You're missing the point. "Hashing" isn't the interesting word in "truncated hashing". "Truncated" is.
I think it's much less likely to have collisions because the input space is so restricted (just valid phone numbers).
SHA-1 has approximately Random distribution, so it doesn't matter what the input is really in practice.
The point of the person you are responding to essentially comes down to pidgeon hole principle (the best principle), and absolutely applies to a cryptographically random function, and is agnostic to the input distribution: it is a relative measure of information/entropy between two sets.
I agree with what you said, but I don't agree that's what the person implied by their post.
Git defaults to using 7 hex characters for short hashs and doesn't see collisions for 95+% of repos. Even the Linux kernel repo with all its objects only needs 12 characters to ensure uniqueness.

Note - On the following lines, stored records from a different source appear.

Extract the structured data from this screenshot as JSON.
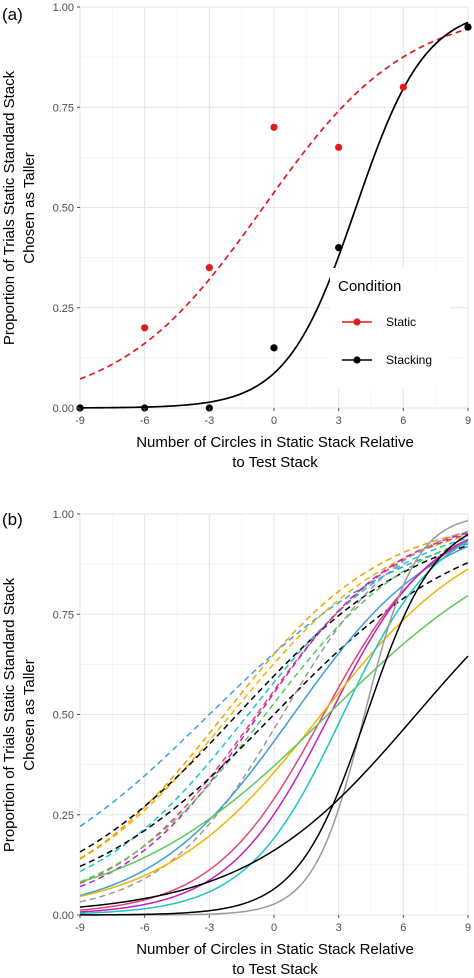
{
  "chart_data": [
    {
      "panel_tag": "(a)",
      "type": "scatter",
      "xlabel": [
        "Number of Circles in Static Stack Relative",
        "to Test Stack"
      ],
      "ylabel": [
        "Proportion of Trials Static Standard Stack",
        "Chosen as Taller"
      ],
      "xlim": [
        -9,
        9
      ],
      "ylim": [
        0,
        1
      ],
      "xticks": [
        -9,
        -6,
        -3,
        0,
        3,
        6,
        9
      ],
      "yticks": [
        0,
        0.25,
        0.5,
        0.75,
        1
      ],
      "xtick_labels": [
        "-9",
        "-6",
        "-3",
        "0",
        "3",
        "6",
        "9"
      ],
      "ytick_labels": [
        "0.00",
        "0.25",
        "0.50",
        "0.75",
        "1.00"
      ],
      "grid": true,
      "legend": {
        "title": "Condition",
        "placement": "right",
        "items": [
          {
            "label": "Static",
            "color": "#e31a1c"
          },
          {
            "label": "Stacking",
            "color": "#000000"
          }
        ]
      },
      "series": [
        {
          "name": "Static",
          "color": "#e31a1c",
          "points": [
            {
              "x": -9,
              "y": 0.0
            },
            {
              "x": -6,
              "y": 0.2
            },
            {
              "x": -3,
              "y": 0.35
            },
            {
              "x": 0,
              "y": 0.7
            },
            {
              "x": 3,
              "y": 0.65
            },
            {
              "x": 6,
              "y": 0.8
            },
            {
              "x": 9,
              "y": 0.95
            }
          ],
          "fit": {
            "model": "logistic",
            "midpoint": -0.5,
            "slope": 0.3,
            "dash": "6,4"
          }
        },
        {
          "name": "Stacking",
          "color": "#000000",
          "points": [
            {
              "x": -9,
              "y": 0.0
            },
            {
              "x": -6,
              "y": 0.0
            },
            {
              "x": -3,
              "y": 0.0
            },
            {
              "x": 0,
              "y": 0.15
            },
            {
              "x": 3,
              "y": 0.4
            },
            {
              "x": 9,
              "y": 0.95
            }
          ],
          "fit": {
            "model": "logistic",
            "midpoint": 3.8,
            "slope": 0.62,
            "dash": ""
          }
        }
      ]
    },
    {
      "panel_tag": "(b)",
      "type": "line",
      "xlabel": [
        "Number of Circles in Static Stack Relative",
        "to Test Stack"
      ],
      "ylabel": [
        "Proportion of Trials Static Standard Stack",
        "Chosen as Taller"
      ],
      "xlim": [
        -9,
        9
      ],
      "ylim": [
        0,
        1
      ],
      "xticks": [
        -9,
        -6,
        -3,
        0,
        3,
        6,
        9
      ],
      "yticks": [
        0,
        0.25,
        0.5,
        0.75,
        1
      ],
      "xtick_labels": [
        "-9",
        "-6",
        "-3",
        "0",
        "3",
        "6",
        "9"
      ],
      "ytick_labels": [
        "0.00",
        "0.25",
        "0.50",
        "0.75",
        "1.00"
      ],
      "grid": true,
      "curves": [
        {
          "color": "#3a9fd8",
          "dash": "6,4",
          "midpoint": -3.0,
          "slope": 0.21
        },
        {
          "color": "#f0b400",
          "dash": "6,4",
          "midpoint": -2.0,
          "slope": 0.26
        },
        {
          "color": "#f0a000",
          "dash": "6,4",
          "midpoint": -2.3,
          "slope": 0.27
        },
        {
          "color": "#000000",
          "dash": "6,4",
          "midpoint": -1.7,
          "slope": 0.23
        },
        {
          "color": "#1fc4c4",
          "dash": "6,4",
          "midpoint": -1.2,
          "slope": 0.27
        },
        {
          "color": "#e0457a",
          "dash": "6,4",
          "midpoint": -0.8,
          "slope": 0.3
        },
        {
          "color": "#c020c0",
          "dash": "6,4",
          "midpoint": -0.7,
          "slope": 0.31
        },
        {
          "color": "#5cc85c",
          "dash": "6,4",
          "midpoint": -0.4,
          "slope": 0.28
        },
        {
          "color": "#000000",
          "dash": "6,4",
          "midpoint": 0.0,
          "slope": 0.22
        },
        {
          "color": "#9a9a9a",
          "dash": "6,4",
          "midpoint": 0.4,
          "slope": 0.36
        },
        {
          "color": "#3a9fd8",
          "dash": "",
          "midpoint": 0.9,
          "slope": 0.3
        },
        {
          "color": "#e0457a",
          "dash": "",
          "midpoint": 2.3,
          "slope": 0.39
        },
        {
          "color": "#c020c0",
          "dash": "",
          "midpoint": 2.6,
          "slope": 0.42
        },
        {
          "color": "#f0b400",
          "dash": "",
          "midpoint": 2.2,
          "slope": 0.27
        },
        {
          "color": "#1fc4c4",
          "dash": "",
          "midpoint": 3.2,
          "slope": 0.45
        },
        {
          "color": "#5cc85c",
          "dash": "",
          "midpoint": 2.5,
          "slope": 0.21
        },
        {
          "color": "#9a9a9a",
          "dash": "",
          "midpoint": 4.2,
          "slope": 0.85
        },
        {
          "color": "#000000",
          "dash": "",
          "midpoint": 4.3,
          "slope": 0.62
        },
        {
          "color": "#000000",
          "dash": "",
          "midpoint": 6.6,
          "slope": 0.25
        }
      ]
    }
  ]
}
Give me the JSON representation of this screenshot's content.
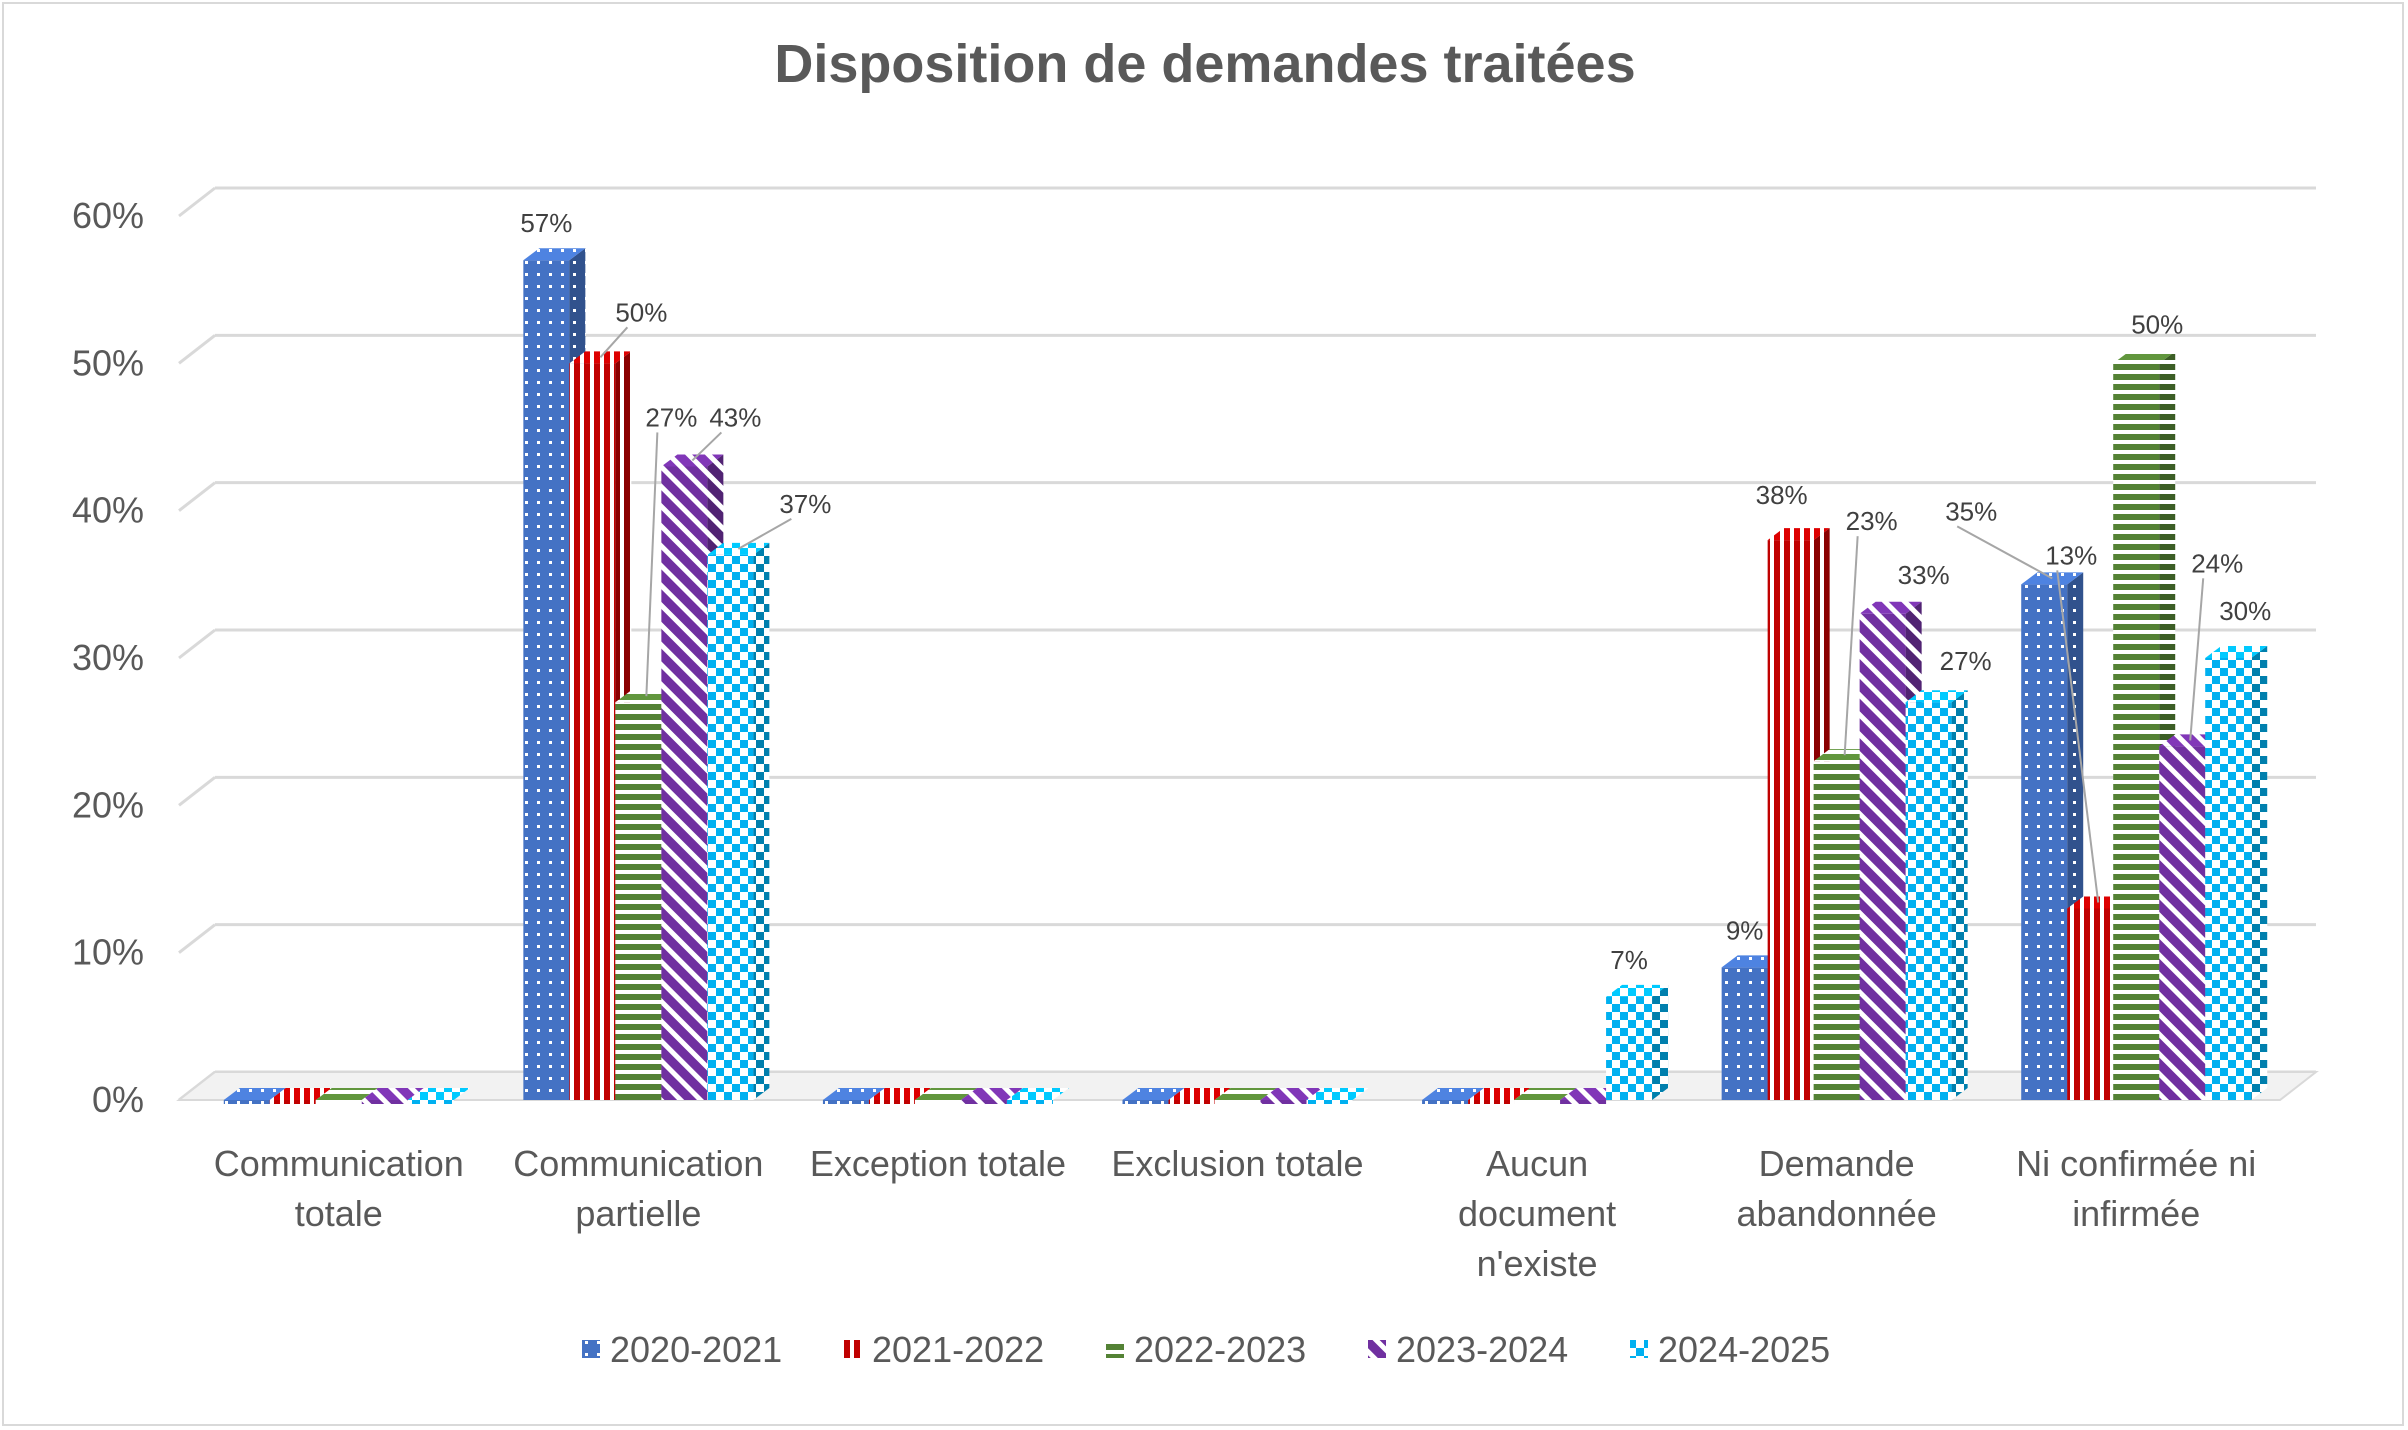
{
  "chart_data": {
    "type": "bar",
    "title": "Disposition de demandes traitées",
    "xlabel": "",
    "ylabel": "",
    "ylim": [
      0,
      60
    ],
    "yticks": [
      "0%",
      "10%",
      "20%",
      "30%",
      "40%",
      "50%",
      "60%"
    ],
    "grid": true,
    "legend_position": "bottom",
    "categories": [
      [
        "Communication",
        "totale"
      ],
      [
        "Communication",
        "partielle"
      ],
      [
        "Exception totale"
      ],
      [
        "Exclusion totale"
      ],
      [
        "Aucun",
        "document",
        "n'existe"
      ],
      [
        "Demande",
        "abandonnée"
      ],
      [
        "Ni confirmée ni",
        "infirmée"
      ]
    ],
    "series": [
      {
        "name": "2020-2021",
        "color": "#4472c4",
        "pattern": "dots",
        "values": [
          0,
          57,
          0,
          0,
          0,
          9,
          35
        ],
        "labels": [
          null,
          "57%",
          null,
          null,
          null,
          "9%",
          "35%"
        ]
      },
      {
        "name": "2021-2022",
        "color": "#c00000",
        "pattern": "vstripes",
        "values": [
          0,
          50,
          0,
          0,
          0,
          38,
          13
        ],
        "labels": [
          null,
          "50%",
          null,
          null,
          null,
          "38%",
          "13%"
        ]
      },
      {
        "name": "2022-2023",
        "color": "#548235",
        "pattern": "hstripes",
        "values": [
          0,
          27,
          0,
          0,
          0,
          23,
          50
        ],
        "labels": [
          null,
          "27%",
          null,
          null,
          null,
          "23%",
          "50%"
        ]
      },
      {
        "name": "2023-2024",
        "color": "#7030a0",
        "pattern": "diagonal",
        "values": [
          0,
          43,
          0,
          0,
          0,
          33,
          24
        ],
        "labels": [
          null,
          "43%",
          null,
          null,
          null,
          "33%",
          "24%"
        ]
      },
      {
        "name": "2024-2025",
        "color": "#00b0f0",
        "pattern": "checker",
        "values": [
          0,
          37,
          0,
          0,
          7,
          27,
          30
        ],
        "labels": [
          null,
          "37%",
          null,
          null,
          "7%",
          "27%",
          "30%"
        ]
      }
    ]
  }
}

Yes, but if (it seems more like when) a collision happens in a situation like this, aren't we essentially saying someone is connected with someone they don't even know? I feel like detecting the collision takes more computation then just sending the whole hash right? I mean in consideration of the scale that Signal/WhatsApp/etc are with millions of phone numbers
With a couple GPUs you could find out if there is a collision on phone numbers with truncated hashes pretty quickly. If the phone numbers are normalized, except for a few edge cases, the space is twelve digits which can be naively brute forced. A trillion SHA-1 hashes isn't that hard to do these days.